Karbonhidrat: 3.22 g / % 1

Lif: 0.7 g / % 3

Protein: 2.61 g

Vitamin A: % 0

Vitamin C: % 1

Kalsiyum: % 2

Demir: % 4
KARASU
YAŞLI BİR KİŞİNİN BEYNİ.

 George Washington Üniversitesi Tıp Fakültesi müdürü, yaşlı bir kişinin beyninin yaygın olarak inanıldığından çok daha plastik olduğunu savunuyor.

 Bu yaşta, beynin sağ ve sol yarım kürelerinin etkileşimi uyumlu hale gelir ve bu da yaratıcı olanaklarımızı genişletir.

 Bu nedenle 60 yaş üstü insanlar arasında yaratıcı faaliyetlerine yeni başlayan birçok kişilik bulabilirsiniz.

  Elbette beyin artık gençlikteki kadar hızlı değil.  Ancak esneklikte kazanır.  Bu nedenle, yaşla birlikte doğru kararları verme olasılığımız artar ve olumsuz duygulara daha az maruz kalırız.

 İnsan entelektüel aktivitesinin zirvesi, beynin tam güçle çalışmaya başladığı yaklaşık 70 yaşında gerçekleşir.

  Zamanla, beyindeki miyelin miktarı artar, bu madde nöronlar arasında sinyallerin hızlı geçişini kolaylaştırır.

 Bu nedenle entelektüel yetenekler ortalamaya göre %300 oranında artar.

  Ve bu maddenin aktif üretiminin zirvesi 60-80 yaşına düşer.  Ayrıca ilginç olan, 60 yıl sonra bir kişinin aynı anda 2 yarım küre kullanabilmesidir.  Bu, çok daha karmaşık sorunları çözmenizi sağlar.

  Montreal Üniversitesi'nden Profesör Monchi Uri, yaşlı bir kişinin beyninin en az enerji yoğun yolu seçtiğine, gereksiz yolu kestiğine ve sorunu çözmek için yalnızca doğru seçenekleri bıraktığına inanıyor.

  Farklı yaş gruplarının yer aldığı bir çalışma yapılmıştır.  60 yaş üstü olanlar doğru kararlar verirken, gençlerin kafası çok karıştı testleri geçerken.

  Şimdi 60-80 yaşlarındaki beynin özelliklerine bakalım.  Gerçekten pembeler.

 YAŞLI BİR KİŞİ BEYİNİN ÖZELLİKLERİ.

  1. Çevrelerindeki herkesin söylediği gibi, beynin nöronları ölmez.  Bir kişi zihinsel çalışma yapmazsa, aralarındaki bağlantılar basitçe ortadan kalkar.

  2. Dalgınlık ve unutkanlık, bilgi bolluğu nedeniyle ortaya çıkar.  Bu nedenle, tüm hayatınızı gereksiz önemsemelere odaklamanıza gerek yoktur.
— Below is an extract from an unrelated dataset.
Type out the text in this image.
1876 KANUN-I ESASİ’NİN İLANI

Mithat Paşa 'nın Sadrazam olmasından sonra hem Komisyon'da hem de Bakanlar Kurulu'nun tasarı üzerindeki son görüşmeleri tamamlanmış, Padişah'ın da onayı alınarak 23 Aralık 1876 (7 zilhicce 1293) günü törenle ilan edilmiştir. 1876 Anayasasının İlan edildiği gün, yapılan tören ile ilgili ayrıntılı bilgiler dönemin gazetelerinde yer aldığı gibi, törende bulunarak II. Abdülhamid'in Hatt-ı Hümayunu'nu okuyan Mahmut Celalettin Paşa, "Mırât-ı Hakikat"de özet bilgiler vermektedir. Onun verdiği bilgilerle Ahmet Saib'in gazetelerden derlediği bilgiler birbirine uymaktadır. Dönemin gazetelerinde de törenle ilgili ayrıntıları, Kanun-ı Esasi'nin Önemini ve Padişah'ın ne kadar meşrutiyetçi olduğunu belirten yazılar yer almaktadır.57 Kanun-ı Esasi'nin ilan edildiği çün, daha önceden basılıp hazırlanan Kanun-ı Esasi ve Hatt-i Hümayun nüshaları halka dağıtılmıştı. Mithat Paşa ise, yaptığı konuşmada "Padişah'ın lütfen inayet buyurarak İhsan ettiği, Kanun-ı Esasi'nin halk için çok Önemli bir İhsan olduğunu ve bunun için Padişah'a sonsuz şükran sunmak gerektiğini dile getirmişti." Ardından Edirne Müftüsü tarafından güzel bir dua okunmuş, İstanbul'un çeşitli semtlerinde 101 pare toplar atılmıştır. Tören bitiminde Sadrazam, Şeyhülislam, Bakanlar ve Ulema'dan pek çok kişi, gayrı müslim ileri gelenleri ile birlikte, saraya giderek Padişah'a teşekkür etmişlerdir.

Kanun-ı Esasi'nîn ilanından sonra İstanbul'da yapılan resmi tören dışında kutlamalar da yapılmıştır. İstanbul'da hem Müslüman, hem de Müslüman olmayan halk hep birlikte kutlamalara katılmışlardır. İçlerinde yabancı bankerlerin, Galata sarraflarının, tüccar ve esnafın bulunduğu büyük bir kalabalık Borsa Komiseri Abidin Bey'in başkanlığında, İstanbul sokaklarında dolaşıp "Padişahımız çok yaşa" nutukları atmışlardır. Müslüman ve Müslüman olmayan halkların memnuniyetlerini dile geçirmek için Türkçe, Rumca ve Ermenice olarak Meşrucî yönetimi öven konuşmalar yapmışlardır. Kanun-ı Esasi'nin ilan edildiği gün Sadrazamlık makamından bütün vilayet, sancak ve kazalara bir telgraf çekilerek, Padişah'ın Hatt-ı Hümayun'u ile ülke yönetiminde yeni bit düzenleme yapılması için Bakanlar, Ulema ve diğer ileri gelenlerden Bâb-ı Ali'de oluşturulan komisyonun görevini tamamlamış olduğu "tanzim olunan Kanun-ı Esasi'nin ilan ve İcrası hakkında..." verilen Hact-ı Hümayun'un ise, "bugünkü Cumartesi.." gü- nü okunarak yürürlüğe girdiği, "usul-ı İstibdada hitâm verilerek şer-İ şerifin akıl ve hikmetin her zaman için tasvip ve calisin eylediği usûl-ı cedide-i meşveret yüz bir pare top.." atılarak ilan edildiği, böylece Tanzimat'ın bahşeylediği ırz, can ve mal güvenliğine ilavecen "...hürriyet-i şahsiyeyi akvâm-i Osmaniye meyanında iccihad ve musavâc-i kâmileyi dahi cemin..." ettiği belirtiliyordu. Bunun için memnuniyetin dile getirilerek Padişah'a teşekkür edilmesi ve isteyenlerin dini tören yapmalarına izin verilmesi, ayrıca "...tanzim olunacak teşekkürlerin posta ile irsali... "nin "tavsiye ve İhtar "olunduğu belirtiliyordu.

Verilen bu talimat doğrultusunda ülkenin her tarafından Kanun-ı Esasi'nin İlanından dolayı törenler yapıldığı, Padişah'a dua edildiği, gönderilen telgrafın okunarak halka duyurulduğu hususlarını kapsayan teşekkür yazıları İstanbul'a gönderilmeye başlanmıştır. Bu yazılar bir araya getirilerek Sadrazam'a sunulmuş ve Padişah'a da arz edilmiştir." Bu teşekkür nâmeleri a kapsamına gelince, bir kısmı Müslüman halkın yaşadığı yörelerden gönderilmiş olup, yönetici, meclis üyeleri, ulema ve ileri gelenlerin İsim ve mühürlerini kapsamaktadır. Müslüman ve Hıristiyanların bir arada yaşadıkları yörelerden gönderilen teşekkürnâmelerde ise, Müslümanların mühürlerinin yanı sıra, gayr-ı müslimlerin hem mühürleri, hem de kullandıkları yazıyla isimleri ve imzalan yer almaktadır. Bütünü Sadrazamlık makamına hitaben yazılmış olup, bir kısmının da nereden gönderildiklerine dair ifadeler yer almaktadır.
  3. 60 yaşından itibaren, bir kişi karar verirken, gençler gibi aynı anda bir yarım küreyi değil, her ikisini de kullanır.

 4. Sonuç: Bir kişi sağlıklı bir yaşam tarzı sürüyorsa, hareket ediyorsa, uygulanabilir bir fiziksel aktiviteye sahipse ve tam zihinsel aktiviteye sahipse, entelektüel yetenekler yaşla birlikte azalmaz, sadece BÜYÜYOR, 80-90 yaşlarında zirveye ulaşır.

  Bu yüzden yaşlılıktan korkmayın.

  Entelektüel olarak gelişmeye çalışın.

 Yeni el sanatları öğrenin, müzik yapın, müzik aletleri çalmayı öğrenin, resim yapın!  Dans!

 Hayata ilgi gösterin, arkadaşlarınızla tanışın ve iletişim kurun, gelecek için planlar yapın, elinizden geldiğince seyahat edin.

  Mağazalara, kafelere, konserlere gitmeyi unutmayın.  Kendinizi tek başınıza kilitlemeyin - bu herhangi bir kişi için yıkıcıdır.

 Düşünceyle yaşa: tüm güzel şeyler hala önümde!

   Amerika Birleşik Devletleri'nde yapılan büyük bir araştırma şunları buldu:

   ▪Bir kişinin en üretken yaşı 60 ila 70 yıldır;l
   ▪ En üretken 2. insan evresi 70 ila 80 yaş arasıdır;
   ▪ En üretken 3. aşama - 50 ve 60 yaş.
   ▪ Bundan önce kişi henüz zirvesine ulaşmamıştır.
   ▪Nobel Ödülü sahiplerinin yaş ortalaması 62'dir;
   ▪Dünyanın en büyük 100 şirketinin başkanlarının yaş ortalaması 63;
   ▪Amerika Birleşik Devletleri'ndeki en büyük 100 kilisedeki papazların ortalama yaşı 71'dir;
   ▪Babaların yaş ortalaması 76'dır.
   ▪ Bu, bir kişinin en iyi ve en üretken yıllarının 60 ila 80 yaşları arasında olduğunu doğrular.
   ▪Bu çalışma doktor ve psikologlardan oluşan bir ekip tarafından NEW ENGLAND JOURNAL OF TIPINE'da yayınlanmıştır.
   ▪60 yaşında duygusal ve zihinsel potansiyelinizin zirvesine ulaştığınızı buldular ve bu 80 yaşına kadar devam ediyor.
   ▪ Dolayısıyla 60, 70 veya 80 yaşındaysanız hayatınızın en iyi dönemindesiniz.

   * KAYNAK: New England Tıp Dergisi *.